History News Network has a poll up right now asking readers to vote for the least credible history book in print. I’ve read two of the five: Zinn’s People History and Gavin Menzies’ 1421. The latter is the worst book I’ve ever read. It would be laughable if people didn’t actually cite it as evidence that the Chinese discovered America in 1421. If I read O’Reilly’s book on Abraham Lincoln, maybe that’d compete for the title of worst book I’ve read, but then I don’t think that’s a worthy competition.
Much more problematic is the inclusion of Zinn. It’s clearly a sop to conservative readers and a way to make HNN look nice and centrist. It insults the man to include his book here with such disasters as 1421. Zinn’s book pointed out a lot of truths to a lot of people and helped shape a generation interested in looking at history as something other than politicians and battles, who wanted a history that reflected their lived experiences.
That said, A People’s History is old and out of date. While it might have been revelatory in 1980, its conclusions are pretty ho-hum today. Historians have explored all of the questions Zinn brought up in tremendous detail, and were doing so when he published the book. Yet it still has value because it continues to be the first read for the newly minted young progressive who wants to know some different stories about the past. In fact, those young people may well have heard those stories before, possibly in high school, quite likely in college, but they probably didn’t pay attention in their Intro to US History course.

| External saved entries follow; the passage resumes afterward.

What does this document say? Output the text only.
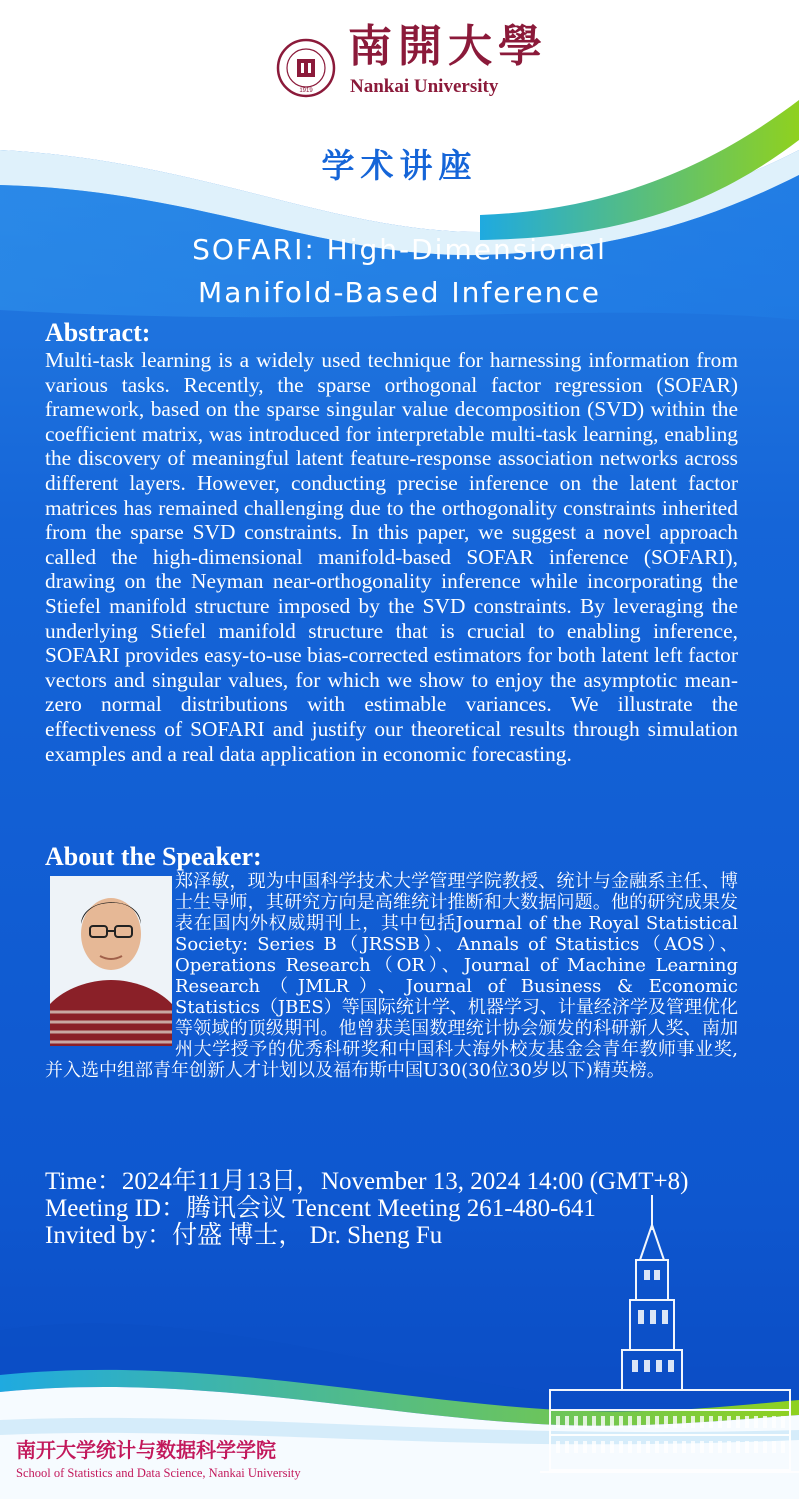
1919
南開大學
Nankai University
学术讲座
SOFARI: High-Dimensional
Manifold-Based Inference
Abstract:
Multi-task learning is a widely used technique for harnessing information from various tasks. Recently, the sparse orthogonal factor regression (SOFAR) framework, based on the sparse singular value decomposition (SVD) within the coefficient matrix, was introduced for interpretable multi-task learning, enabling the discovery of meaningful latent feature-response association networks across different layers. However, conducting precise inference on the latent factor matrices has remained challenging due to the orthogonality constraints inherited from the sparse SVD constraints. In this paper, we suggest a novel approach called the high-dimensional manifold-based SOFAR inference (SOFARI), drawing on the Neyman near-orthogonality inference while incorporating the Stiefel manifold structure imposed by the SVD constraints. By leveraging the underlying Stiefel manifold structure that is crucial to enabling inference, SOFARI provides easy-to-use bias-corrected estimators for both latent left factor vectors and singular values, for which we show to enjoy the asymptotic mean-zero normal distributions with estimable variances. We illustrate the effectiveness of SOFARI and justify our theoretical results through simulation examples and a real data application in economic forecasting.
About the Speaker:
郑泽敏，现为中国科学技术大学管理学院教授、统计与金融系主任、博士生导师，其研究方向是高维统计推断和大数据问题。他的研究成果发表在国内外权威期刊上，其中包括Journal of the Royal Statistical Society: Series B（JRSSB）、Annals of Statistics（AOS）、Operations Research（OR）、Journal of Machine Learning Research（JMLR）、Journal of Business & Economic Statistics（JBES）等国际统计学、机器学习、计量经济学及管理优化等领域的顶级期刊。他曾获美国数理统计协会颁发的科研新人奖、南加州大学授予的优秀科研奖和中国科大海外校友基金会青年教师事业奖,并入选中组部青年创新人才计划以及福布斯中国U30(30位30岁以下)精英榜。
Time：2024年11月13日，November 13, 2024 14:00 (GMT+8)
Meeting ID：腾讯会议 Tencent Meeting 261-480-641
Invited by：付盛 博士， Dr. Sheng Fu
南开大学统计与数据科学学院
School of Statistics and Data Science, Nankai University
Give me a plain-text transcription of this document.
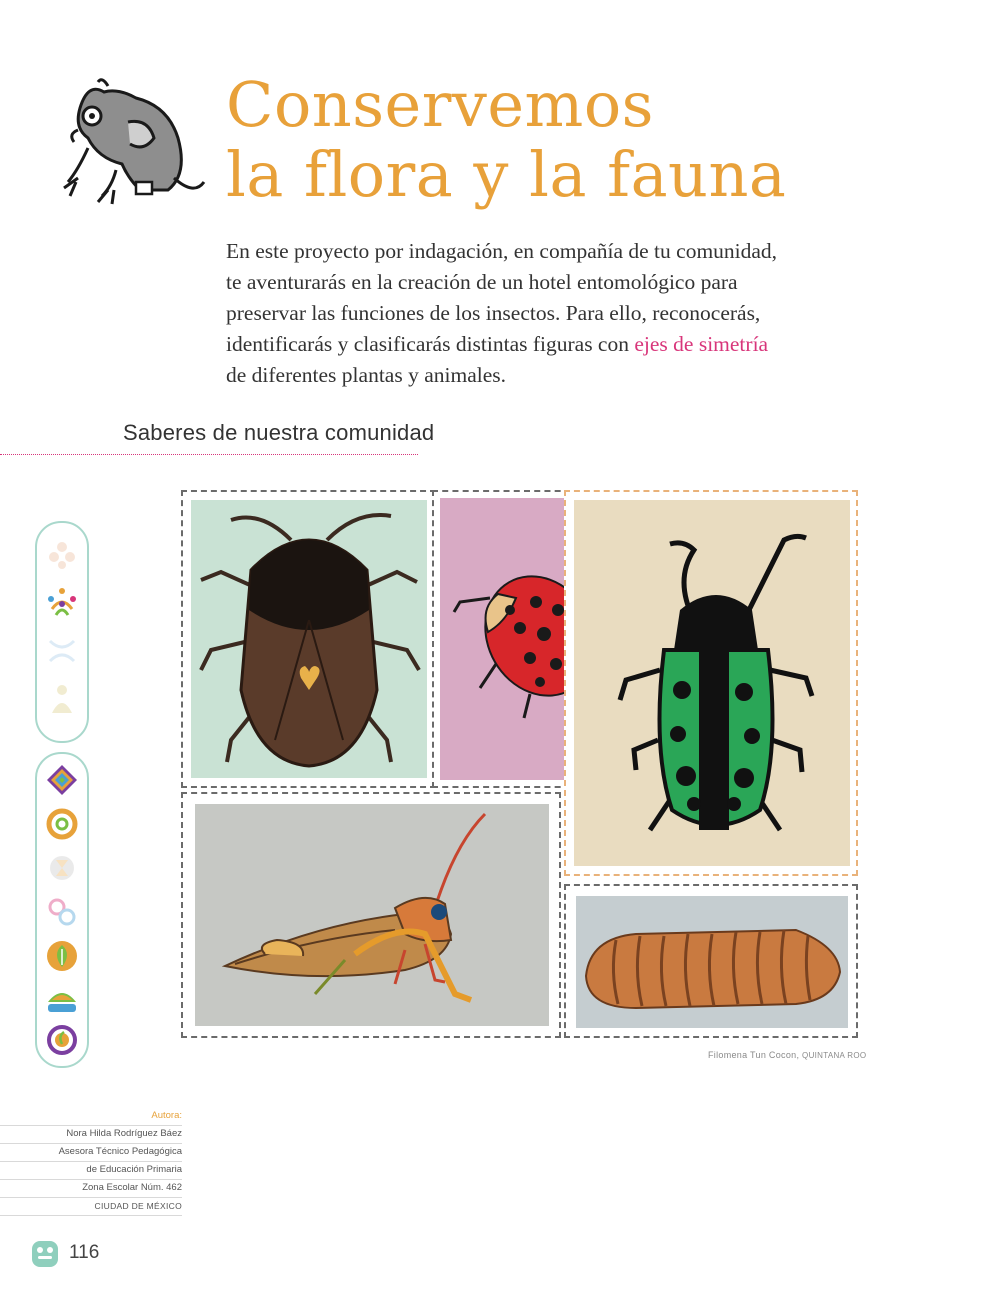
Conservemos
la flora y la fauna

En este proyecto por indagación, en compañía de tu comunidad, te aventurarás en la creación de un hotel entomológico para preservar las funciones de los insectos. Para ello, reconocerás, identificarás y clasificarás distintas figuras con ejes de simetría de diferentes plantas y animales.

Saberes de nuestra comunidad

Filomena Tun Cocon, QUINTANA ROO

Autora:
Nora Hilda Rodríguez Báez
Asesora Técnico Pedagógica
de Educación Primaria
Zona Escolar Núm. 462
CIUDAD DE MÉXICO

116
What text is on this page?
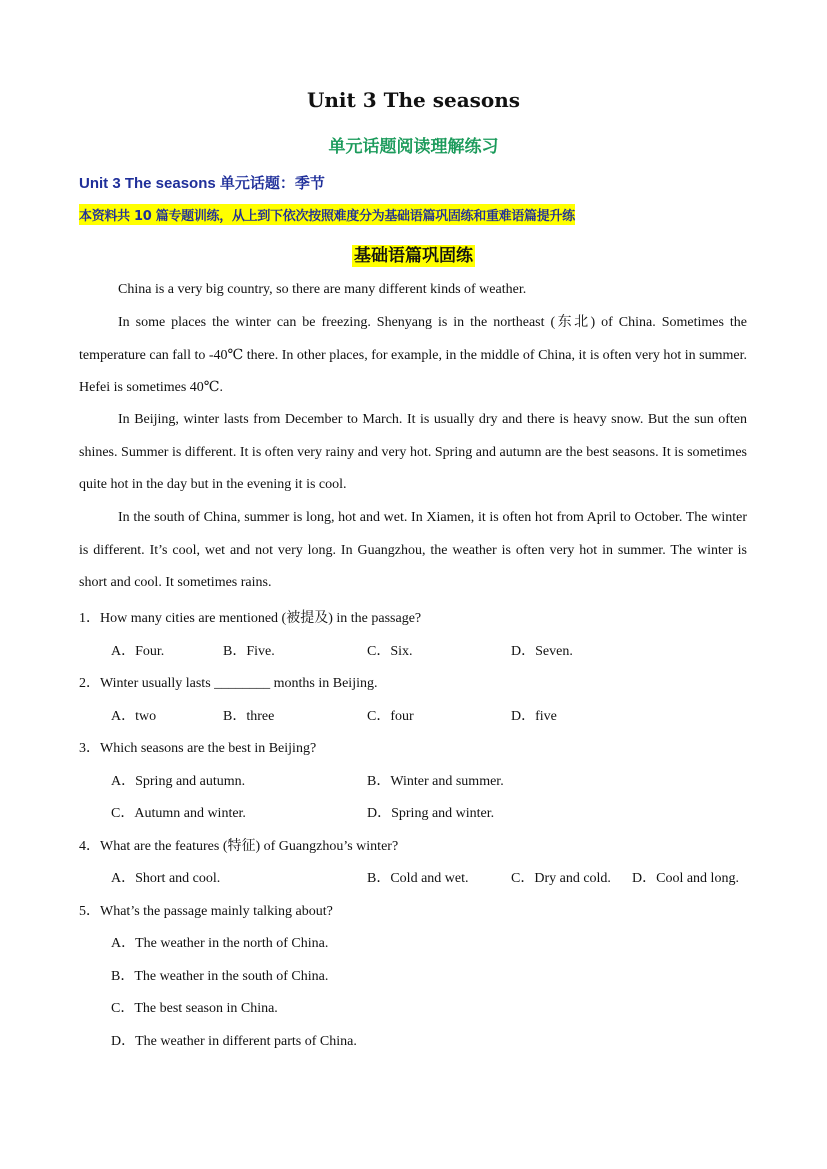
Unit 3 The seasons
单元话题阅读理解练习
Unit 3 The seasons 单元话题：季节
本资料共 10 篇专题训练，从上到下依次按照难度分为基础语篇巩固练和重难语篇提升练
基础语篇巩固练

China is a very big country, so there are many different kinds of weather.

In some places the winter can be freezing. Shenyang is in the northeast (东北) of China. Sometimes the temperature can fall to -40℃ there. In other places, for example, in the middle of China, it is often very hot in summer. Hefei is sometimes 40℃.

In Beijing, winter lasts from December to March. It is usually dry and there is heavy snow. But the sun often shines. Summer is different. It is often very rainy and very hot. Spring and autumn are the best seasons. It is sometimes quite hot in the day but in the evening it is cool.

In the south of China, summer is long, hot and wet. In Xiamen, it is often hot from April to October. The winter is different. It’s cool, wet and not very long. In Guangzhou, the weather is often very hot in summer. The winter is short and cool. It sometimes rains.

1．How many cities are mentioned (被提及) in the passage?
A．Four.	B．Five.	C．Six.	D．Seven.
2．Winter usually lasts ________ months in Beijing.
A．two	B．three	C．four	D．five
3．Which seasons are the best in Beijing?
A．Spring and autumn.	B．Winter and summer.
C．Autumn and winter.	D．Spring and winter.
4．What are the features (特征) of Guangzhou’s winter?
A．Short and cool.	B．Cold and wet.	C．Dry and cold. D．Cool and long.
5．What’s the passage mainly talking about?
A．The weather in the north of China.
B．The weather in the south of China.
C．The best season in China.
D．The weather in different parts of China.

HNN cites three experts to slight Zinn:
A People’s History is bad history, albeit gilded with virtuous intentions. Zinn reduces the past to a Manichean fable and makes no serious attempt to address the biggest question a leftist can ask about U.S. history: why have most Americans accepted the legitimacy of the capitalist republic in which they live?
–Michael Kazin, professor of history, Georgetown University [from Dissent]
By convincing several generations of Americans that leadership does not matter and that all beneficial change comes from the bottom, it has played a significant role in the destruction of American liberalism.
–David Kaiser, William B. Pratt Chair of Military History, Naval War College
It is a synthesis of the radical and revisionist historiography of the past decade. … Not only does the book read like a scissors and paste-pot job, but even less attractive, so much attention to historians, historiography and historical polemic leaves precious little space for the substance of history
–Michael Kammen, Newton C. Farr Professor of American History and Culture (emeritus), Cornell University [from the Washington Post]
Kazin and Kammen get to the fundamental problems of Zinn. He really doesn’t deal with the big question of why most Americans accept capitalism, there’s not much nuance, and it does feel thrown together. The additions for later editions are even more slapdash.
Kaiser’s criticism however is completely laughable, but all too typical coming from a certain kind of military historian. Yes, that single radical historian who focused on social movements rather than the military was so powerful that he alone played a major role in the decline of American liberalism! The massive failures of political and military leadership during the Vietnam War clearly had very little to do with it!! The unwillingness of the left to play along with mainstream Democratic politics is clear evidence of Kaiser’s point–just look at the AFL-CIO!
As I’ve said before, Zinn is an OK place to start if you are interested in the past but it’s not a particularly good book and I wouldn’t actually recommend it to anyone. What we really need is a new, beautifully-written synthesis of a progressive American history to update and replace the old standard, something that would avoid Zinn’s Manichean view of the world and deal with the questions he didn’t want to try and answer.